Despite the community-standard of care recommendations and the significant negative impact that TD has on patients, many clinicians face challenges in implementing these tools effectively. Some of the reported reasons for these challenges include the perceived complexity of these tools, time constraints, patient compliance/reluctance, and limited exposure to TD screening education.


Addressing these challenges requires targeted education and training for healthcare providers, better integration of assessment tools into routine care practices, and possibly the development of simplified or more efficient tools that can be easily used in a variety of clinical settings.


  • Management

The management of TD involves both non-pharmacological approaches and pharmacological treatments. The best treatment option is primary prevention by following practice guidance for the prescription of antipsychotic medication. These includes limiting prescription to specific indications, using the minimum effective dose, and minimizing, as much as possible, the duration of therapy.

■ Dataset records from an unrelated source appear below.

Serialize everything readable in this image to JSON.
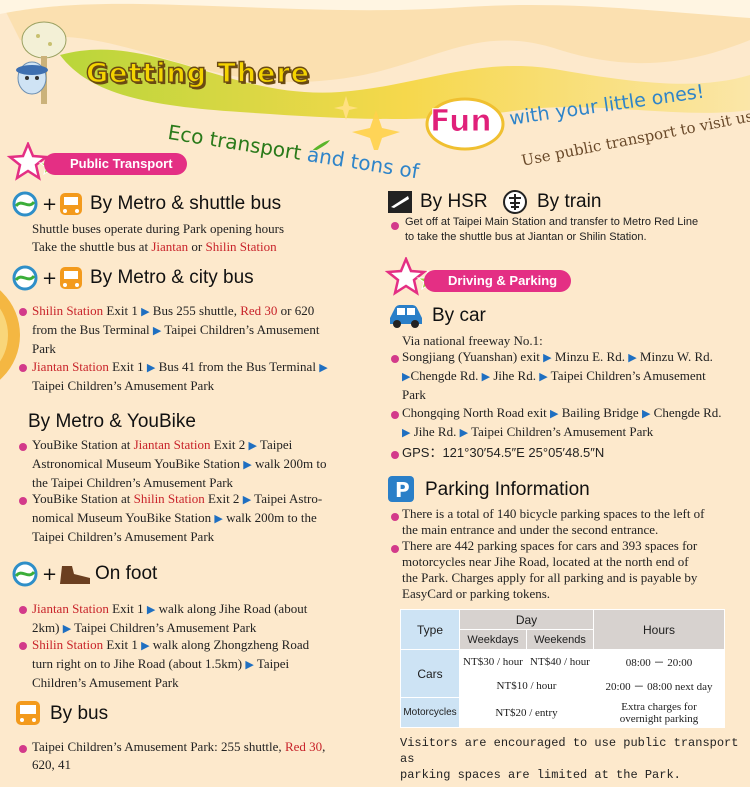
{
  "header": {
    "title": "Getting There",
    "slogan_part1": "Eco transport",
    "slogan_part2": "and tons of",
    "slogan_fun": "Fun",
    "slogan_part3": "with your little ones!",
    "slogan_sub": "Use public transport to visit us"
  },
  "left": {
    "section_label": "Public Transport",
    "metro_shuttle": {
      "heading": "By Metro & shuttle bus",
      "line1": "Shuttle buses operate during Park opening hours",
      "line2a": "Take the shuttle bus at ",
      "line2_red1": "Jiantan",
      "line2_or": " or ",
      "line2_red2": "Shilin Station"
    },
    "metro_city": {
      "heading": "By Metro & city bus",
      "b1_red": "Shilin Station",
      "b1_t1": " Exit 1 ",
      "b1_t2": " Bus 255 shuttle, ",
      "b1_red2": "Red 30",
      "b1_t3": " or 620",
      "b1_l2": "from the Bus Terminal ",
      "b1_l2b": " Taipei Children’s Amusement",
      "b1_l3": "Park",
      "b2_red": "Jiantan Station",
      "b2_t1": " Exit 1 ",
      "b2_t2": " Bus 41 from the Bus Terminal ",
      "b2_l2": " Taipei Children’s Amusement Park"
    },
    "youbike": {
      "heading": "By Metro & YouBike",
      "b1_t1": "YouBike Station at ",
      "b1_red": "Jiantan Station",
      "b1_t2": " Exit 2 ",
      "b1_t3": " Taipei",
      "b1_l2": "Astronomical Museum YouBike Station ",
      "b1_l2b": " walk 200m to",
      "b1_l3": "the Taipei Children’s Amusement Park",
      "b2_t1": "YouBike Station at ",
      "b2_red": "Shilin Station",
      "b2_t2": " Exit 2 ",
      "b2_t3": " Taipei Astro-",
      "b2_l2": "nomical Museum YouBike Station ",
      "b2_l2b": " walk 200m to the",
      "b2_l3": "Taipei Children’s Amusement Park"
    },
    "foot": {
      "heading": "On foot",
      "b1_red": "Jiantan Station",
      "b1_t1": " Exit 1 ",
      "b1_t2": " walk along Jihe Road (about",
      "b1_l2": "2km) ",
      "b1_l2b": " Taipei Children’s Amusement Park",
      "b2_red": "Shilin Station",
      "b2_t1": " Exit 1 ",
      "b2_t2": " walk along Zhongzheng Road",
      "b2_l2": "turn right on to Jihe Road (about 1.5km) ",
      "b2_l2b": " Taipei",
      "b2_l3": "Children’s Amusement Park"
    },
    "bus": {
      "heading": "By bus",
      "b1_t1": "Taipei Children’s Amusement Park: 255 shuttle, ",
      "b1_red": "Red 30",
      "b1_t2": ",",
      "b1_l2": "620, 41"
    }
  },
  "right": {
    "hsr_heading": "By HSR",
    "train_heading": "By train",
    "hsr_l1": "Get off at Taipei Main Station and transfer to Metro Red Line",
    "hsr_l2": "to take the shuttle bus at Jiantan or Shilin Station.",
    "section_label": "Driving & Parking",
    "car": {
      "heading": "By car",
      "intro": "Via national freeway No.1:",
      "b1_t1": "Songjiang (Yuanshan) exit ",
      "b1_t2": " Minzu E. Rd. ",
      "b1_t3": " Minzu W. Rd.",
      "b1_l2b": "Chengde Rd. ",
      "b1_l2c": " Jihe Rd. ",
      "b1_l2d": " Taipei Children’s Amusement",
      "b1_l3": "Park",
      "b2_t1": "Chongqing North Road exit ",
      "b2_t2": " Bailing Bridge ",
      "b2_t3": " Chengde Rd.",
      "b2_l2b": " Jihe Rd. ",
      "b2_l2c": " Taipei Children’s Amusement Park",
      "gps": "GPS：121°30′54.5″E  25°05′48.5″N"
    },
    "parking": {
      "heading": "Parking Information",
      "b1_l1": "There is a total of 140 bicycle parking spaces to the left of",
      "b1_l2": "the main entrance and under the second entrance.",
      "b2_l1": "There are 442 parking spaces for cars and 393 spaces for",
      "b2_l2": "motorcycles near Jihe Road, located at the north end of",
      "b2_l3": "the Park. Charges apply for all parking and is payable by",
      "b2_l4": "EasyCard or parking tokens."
    },
    "table": {
      "type": "Type",
      "day": "Day",
      "weekdays": "Weekdays",
      "weekends": "Weekends",
      "hours": "Hours",
      "cars": "Cars",
      "cars_wd": "NT$30 / hour",
      "cars_we": "NT$40 / hour",
      "cars_h1": "08:00 － 20:00",
      "cars_night": "NT$10 / hour",
      "cars_h2": "20:00 － 08:00 next day",
      "moto": "Motorcycles",
      "moto_price": "NT$20 / entry",
      "moto_h1": "Extra charges for",
      "moto_h2": "overnight parking"
    },
    "footer_l1": "Visitors are encouraged to use public transport as",
    "footer_l2": "parking spaces are limited at the Park."
  },
  "colors": {
    "accent": "#e42f84",
    "link_red": "#c8232a",
    "arrow": "#1f6fc1",
    "bg": "#fde9cc"
  }
}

First-line management of TD would be to consider reducing the dose or to discontinue the antipsychotic medication when clinically feasible, but for many patients this poses a serious concern due to relapse potential. Adjusting antipsychotic medications, either by reducing the dose or switching to a different medication, is another common strategy. Consider switching to a lower-risk antipsychotic, particularly from typical to atypical antipsychotics, which generally have a lower risk of causing TD. [8]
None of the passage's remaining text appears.